Watching the bigots of my Baptist upbringing, knowing that they smoked and drank (very nonbaptist), hearing them curse, hearing the gossip about sexual adventuring by the church deacons and other fervent members... the cognitive dissonance grew. The 'good' churchgoing teenagers would impregnate their girlfriends / get pregnant by someone not their own race (look at the baby), and be shuffled out of church, then be welcomed back minus the baby. Meanwhile maintaining that it was to remain an all white church. Meanwhile there was bullying, violence, and incessant gay scapegoating. Once I was thrown out of sunday school, after stating that "From each according to his ability, to each according to his needs", by Karl Marx, sounded a lot like something Jesus would say. This makes me laugh today. I especially hated myself for my unacknowledged, and unacted upon sexual awakening. This is understandable, given the unending obsession of those Baptists with sex. I attended church until finishing high school, then left that church, town, and area, and went back only to visit family.
Life took me thousands of miles, into various cultures, subcultures, countries, and states. I dabbled for a while in Unitarian Universalism, and I liked their liberalism and inclusiveness, but was never able to get into the de-christianized ceremonies, services, and rituals. It felt like eating a Twinkie without the filling. So I gave that up as well. I studied science, was a professional student, a lab rat, a research microbiologist, then decided it was time for a 'real career' and went to medical school. The last change took, and now I practice internal medicine, concentrating on chronically ill and elderly patients. I live with my long term partner who is also atheist, but came from atheistic upbringing, having grown up during the cultural revolution in China (and now being completely capitalistic). We have a quiet life, like any other middle aged couple, work excessively long hours, work on the house, grow organic veggies and fruits in the yard, and travel once in a while.
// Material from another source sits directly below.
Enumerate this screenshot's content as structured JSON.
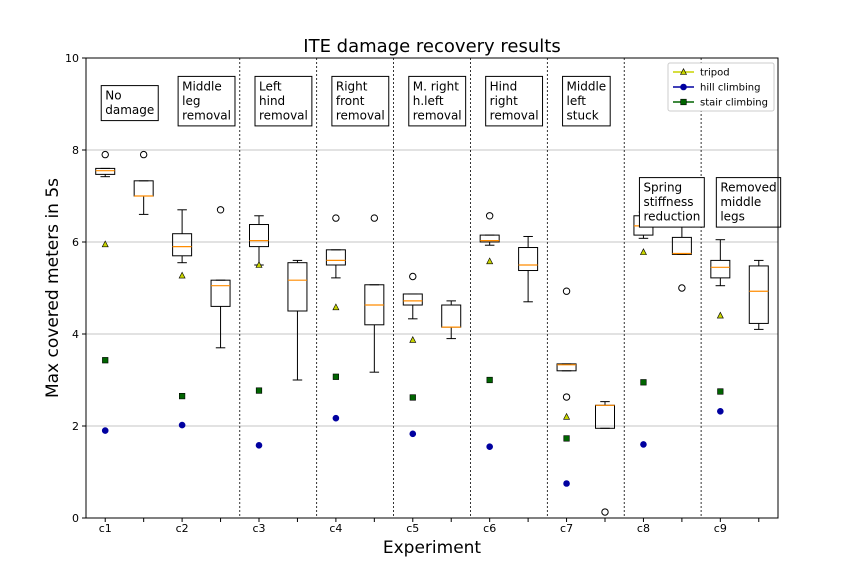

I have tried to forget about religion. I thought that I did. It's been a long, long time. I truly don't give a damn what people do behind the closed doors of their silly temples. Then, during the Bush years, there was continuous promotion of religion. There was increasing agression and power hunger among religious demagogues and polititians. It feels like more people are more open about their religion, and more aggressive about it, than in the past.
Even though I never labeled myself 'an atheist', I have been exactly that since my late teens. Now I'm more anti-religious than before.
I wonder if it would be better to have no memory of those earlier years. Most of the time I don't think about them at all.